The Centers for Disease Control and Prevention announced some noteworthy information in May, just before Pride Month: The fewest new HIV diagnoses in decades occurred in 2021.
Thanks to effective preventative measures, such as PrEP, there were 12% fewer new HIV infections between 2017 and 2021.
Finally putting an end to the epidemic may be within our reach. Preventive measures now include the use of the drug PrEP (for pre-exposure prophylaxis), and adoption is at an all-time high.
But if lawmakers and judges capitalize on the political capital of a resurgent moral panic about HIV, they may undo this progress.
The case Braidwood Management Inc. v. Becerra, in which self-described Christian business owners contested their duty to offer health insurance covering PrEP and other preventative services, may be the source of the most well-known threat to HIV prevention.
Judge Reed O’Connor proved to be a friend to them; he agreed that covering PrEP compromises their right to practice their religion and further stated that this drug “facilitates and encourages homosexual behavior, intravenous drug use, and sexual activity outside of marriage.”
This runs counter to a multitude of data demonstrating that a person’s decision to use PrEP has no bearing on their sexual orientation, marital status, or usage of injectable drugs.
O’Connor still ordered a national ban on cost-free preventative healthcare for all Americans as part of his Braidwood decision in April. In the midst of a public outcry and a forceful response from the Department of Justice, the decision is temporarily halted.
However, higher courts could uphold this precedent. If Judge O’Connor’s decision continues, we estimate that 2,000 completely avoidable new HIV infections will occur in the upcoming year as a result of his decision if even a tiny percentage of private insurers decide not to cover PrEP.

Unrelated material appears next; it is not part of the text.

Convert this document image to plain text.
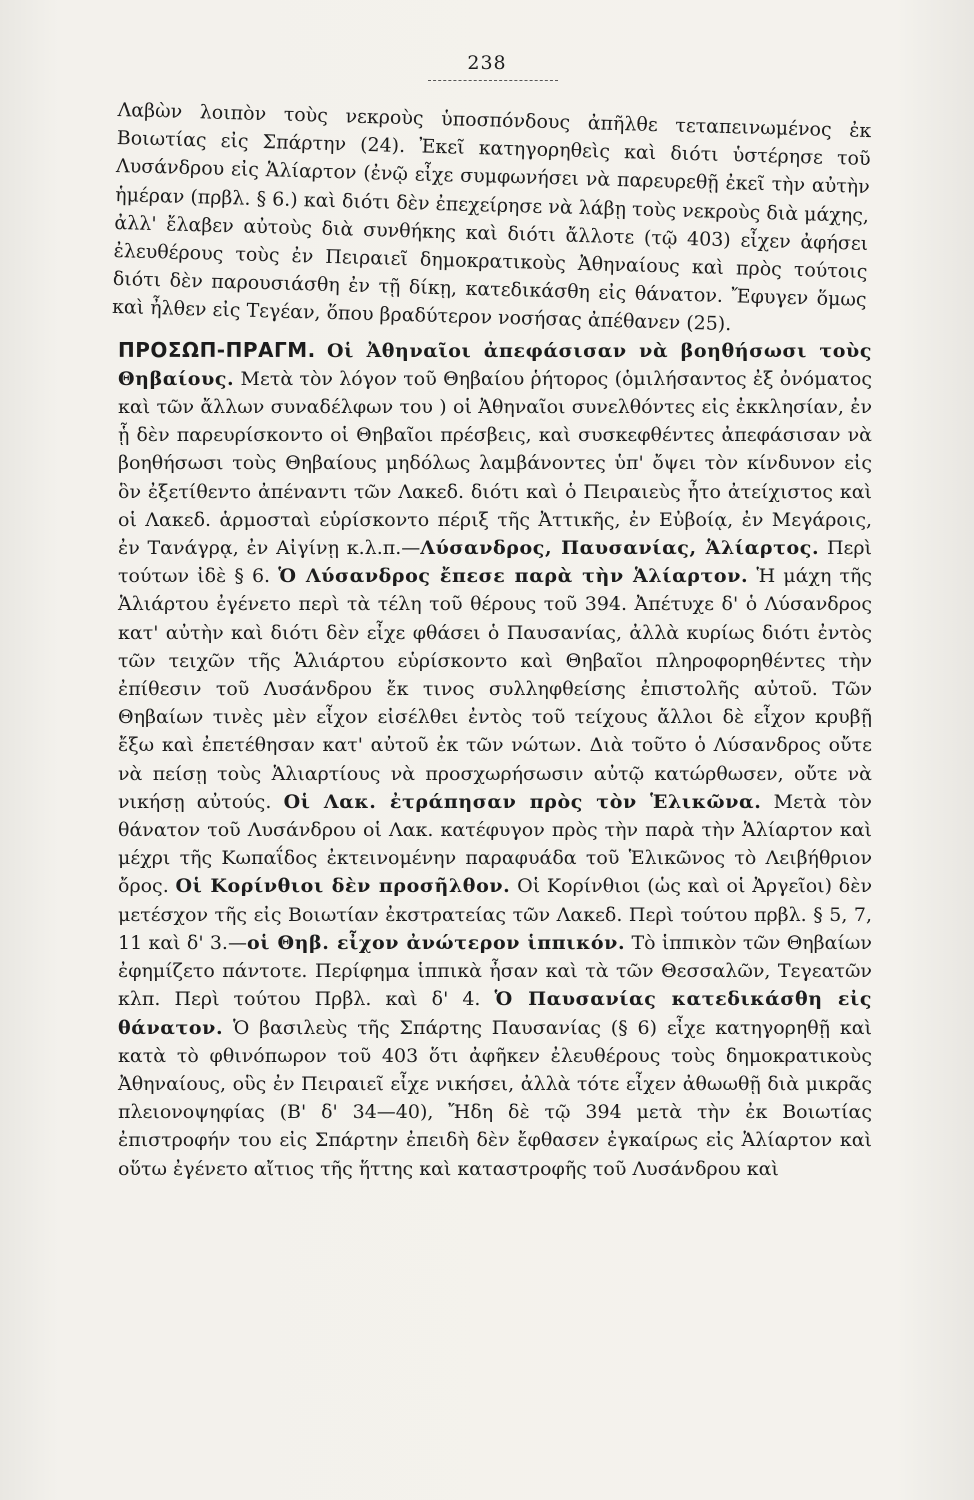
238

Λαβὼν λοιπὸν τοὺς νεκροὺς ὑποσπόνδους ἀπῆλθε τεταπεινωμένος ἐκ Βοιωτίας εἰς Σπάρτην (24). Ἐκεῖ κατηγορηθεὶς καὶ διότι ὑστέρησε τοῦ Λυσάνδρου εἰς Ἁλίαρτον (ἐνῷ εἶχε συμφωνήσει νὰ παρευρεθῇ ἐκεῖ τὴν αὐτὴν ἡμέραν (πρβλ. § 6.) καὶ διότι δὲν ἐπεχείρησε νὰ λάβῃ τοὺς νεκροὺς διὰ μάχης, ἀλλ' ἔλαβεν αὐτοὺς διὰ συνθήκης καὶ διότι ἄλλοτε (τῷ 403) εἶχεν ἀφήσει ἐλευθέρους τοὺς ἐν Πειραιεῖ δημοκρατικοὺς Ἀθηναίους καὶ πρὸς τούτοις διότι δὲν παρουσιάσθη ἐν τῇ δίκῃ, κατεδικάσθη εἰς θάνατον. Ἔφυγεν ὅμως καὶ ἦλθεν εἰς Τεγέαν, ὅπου βραδύτερον νοσήσας ἀπέθανεν (25).

ΠΡΟΣΩΠ-ΠΡΑΓΜ. Οἱ Ἀθηναῖοι ἀπεφάσισαν νὰ βοηθήσωσι τοὺς Θηβαίους. Μετὰ τὸν λόγον τοῦ Θηβαίου ῥήτορος (ὁμιλήσαντος ἐξ ὀνόματος καὶ τῶν ἄλλων συναδέλφων του ) οἱ Ἀθηναῖοι συνελθόντες εἰς ἐκκλησίαν, ἐν ᾗ δὲν παρευρίσκοντο οἱ Θηβαῖοι πρέσβεις, καὶ συσκεφθέντες ἀπεφάσισαν νὰ βοηθήσωσι τοὺς Θηβαίους μηδόλως λαμβάνοντες ὑπ' ὄψει τὸν κίνδυνον εἰς ὃν ἐξετίθεντο ἀπέναντι τῶν Λακεδ. διότι καὶ ὁ Πειραιεὺς ἦτο ἀτείχιστος καὶ οἱ Λακεδ. ἁρμοσταὶ εὑρίσκοντο πέριξ τῆς Ἀττικῆς, ἐν Εὐβοίᾳ, ἐν Μεγάροις, ἐν Τανάγρᾳ, ἐν Αἰγίνῃ κ.λ.π.—Λύσανδρος, Παυσανίας, Ἁλίαρτος. Περὶ τούτων ἰδὲ § 6. Ὁ Λύσανδρος ἔπεσε παρὰ τὴν Ἁλίαρτον. Ἡ μάχη τῆς Ἁλιάρτου ἐγένετο περὶ τὰ τέλη τοῦ θέρους τοῦ 394. Ἀπέτυχε δ' ὁ Λύσανδρος κατ' αὐτὴν καὶ διότι δὲν εἶχε φθάσει ὁ Παυσανίας, ἀλλὰ κυρίως διότι ἐντὸς τῶν τειχῶν τῆς Ἁλιάρτου εὑρίσκοντο καὶ Θηβαῖοι πληροφορηθέντες τὴν ἐπίθεσιν τοῦ Λυσάνδρου ἔκ τινος συλληφθείσης ἐπιστολῆς αὐτοῦ. Τῶν Θηβαίων τινὲς μὲν εἶχον εἰσέλθει ἐντὸς τοῦ τείχους ἄλλοι δὲ εἶχον κρυβῇ ἔξω καὶ ἐπετέθησαν κατ' αὐτοῦ ἐκ τῶν νώτων. Διὰ τοῦτο ὁ Λύσανδρος οὔτε νὰ πείσῃ τοὺς Ἁλιαρτίους νὰ προσχωρήσωσιν αὐτῷ κατώρθωσεν, οὔτε νὰ νικήσῃ αὐτούς. Οἱ Λακ. ἐτράπησαν πρὸς τὸν Ἑλικῶνα. Μετὰ τὸν θάνατον τοῦ Λυσάνδρου οἱ Λακ. κατέφυγον πρὸς τὴν παρὰ τὴν Ἁλίαρτον καὶ μέχρι τῆς Κωπαΐδος ἐκτεινομένην παραφυάδα τοῦ Ἑλικῶνος τὸ Λειβήθριον ὄρος. Οἱ Κορίνθιοι δὲν προσῆλθον. Οἱ Κορίνθιοι (ὡς καὶ οἱ Ἀργεῖοι) δὲν μετέσχον τῆς εἰς Βοιωτίαν ἐκστρατείας τῶν Λακεδ. Περὶ τούτου πρβλ. § 5, 7, 11 καὶ δ' 3.—οἱ Θηβ. εἶχον ἀνώτερον ἱππικόν. Τὸ ἱππικὸν τῶν Θηβαίων ἐφημίζετο πάντοτε. Περίφημα ἱππικὰ ἦσαν καὶ τὰ τῶν Θεσσαλῶν, Τεγεατῶν κλπ. Περὶ τούτου Πρβλ. καὶ δ' 4. Ὁ Παυσανίας κατεδικάσθη εἰς θάνατον. Ὁ βασιλεὺς τῆς Σπάρτης Παυσανίας (§ 6) εἶχε κατηγορηθῇ καὶ κατὰ τὸ φθινόπωρον τοῦ 403 ὅτι ἀφῆκεν ἐλευθέρους τοὺς δημοκρατικοὺς Ἀθηναίους, οὓς ἐν Πειραιεῖ εἶχε νικήσει, ἀλλὰ τότε εἶχεν ἀθωωθῇ διὰ μικρᾶς πλειονοψηφίας (Β' δ' 34—40), Ἤδη δὲ τῷ 394 μετὰ τὴν ἐκ Βοιωτίας ἐπιστροφήν του εἰς Σπάρτην ἐπειδὴ δὲν ἔφθασεν ἐγκαίρως εἰς Ἁλίαρτον καὶ οὕτω ἐγένετο αἴτιος τῆς ἥττης καὶ καταστροφῆς τοῦ Λυσάνδρου καὶ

Less attention has been paid to other risks to HIV prevention. A legislative version of Braidwood was approved by the governor of Florida in May.
Healthcare professionals and insurance companies are protected under SB 1580 if they decline to give or cover treatment that goes against their “sincerely held religious, moral, or ethical beliefs.” Even if it isn’t mentioned, HIV prevention plainly depends on it.
Florida serves as a test example for a medical system that is ideologically motivated thanks to this overbroad and ruthlessly inclusive law.
People who fall along the fault lines of race, socioeconomic class, sexual orientation, and gender identity will be harmed if other states adopt it.
Tennessee startled the public health community once again this year when it rejected $9 million in federal funds intended for HIV testing, treatment, and prevention. Despite the fact that infections are more expensive to cure than they are to prevent, this action gives the state closer control over NGOs that provide care to people with increasingly politicized health needs, such as abortion and gender-affirming care.
A $255 million public budget will be needed, according to researchers, to treat hundreds of new HIV infections that could be prevented.
Because PrEP is 99 percent effective at preventing HIV, all of this is really concerning.PrEP works similarly to a vaccine in that it stops the virus from entering bodily cells.
Because it does not rely on condom use or partner disclosure to avoid infection, it is particularly helpful. It receives a Grade A recommendation from the United States Preventive Services Task Force, an impartial, voluntary panel of medical professionals.
Who needs PrEP the most and why should be made crystal apparent. Communities of color are prevented from accessing cutting-edge HIV treatment and prevention because of systemic racism. But PrEP is making a breakthrough, and its advantages are significant, thanks to cutting-edge community health practices.
The confidentiality of PrEP combats stigma and gives women more power in close relationships. Because more than one-third of parents with HIV fear holding or kissing their children, PrEP safeguards families.
PrEP also eliminates the intolerably high lifetime infection risks that Black and Hispanic males who have sex with men face, which exceed 50% in the absence of effective protection.
It makes sense to revive the moralism that turned HIV into a worldwide epidemic for those whose political futures depend on expensive victories in the current culture wars.
However, it is the job of our public officials to safeguard the community health networks and evidence-based tools that are bringing us there.
All forms of preventive healthcare, including PrEP, must have legal rights, according to the federal government.
States that can politically do so must follow suit as an additional measure of security. Furthermore, higher courts must reject morally dubious religious doctrines and create judicial precedents that safeguard public health.
Meredith McNamara is a co-founder of the Integrity Project, which encourages the use of empirical evidence in health, an assistant professor of pediatrics at Yale School of Medicine, and an expert in adolescent medicine.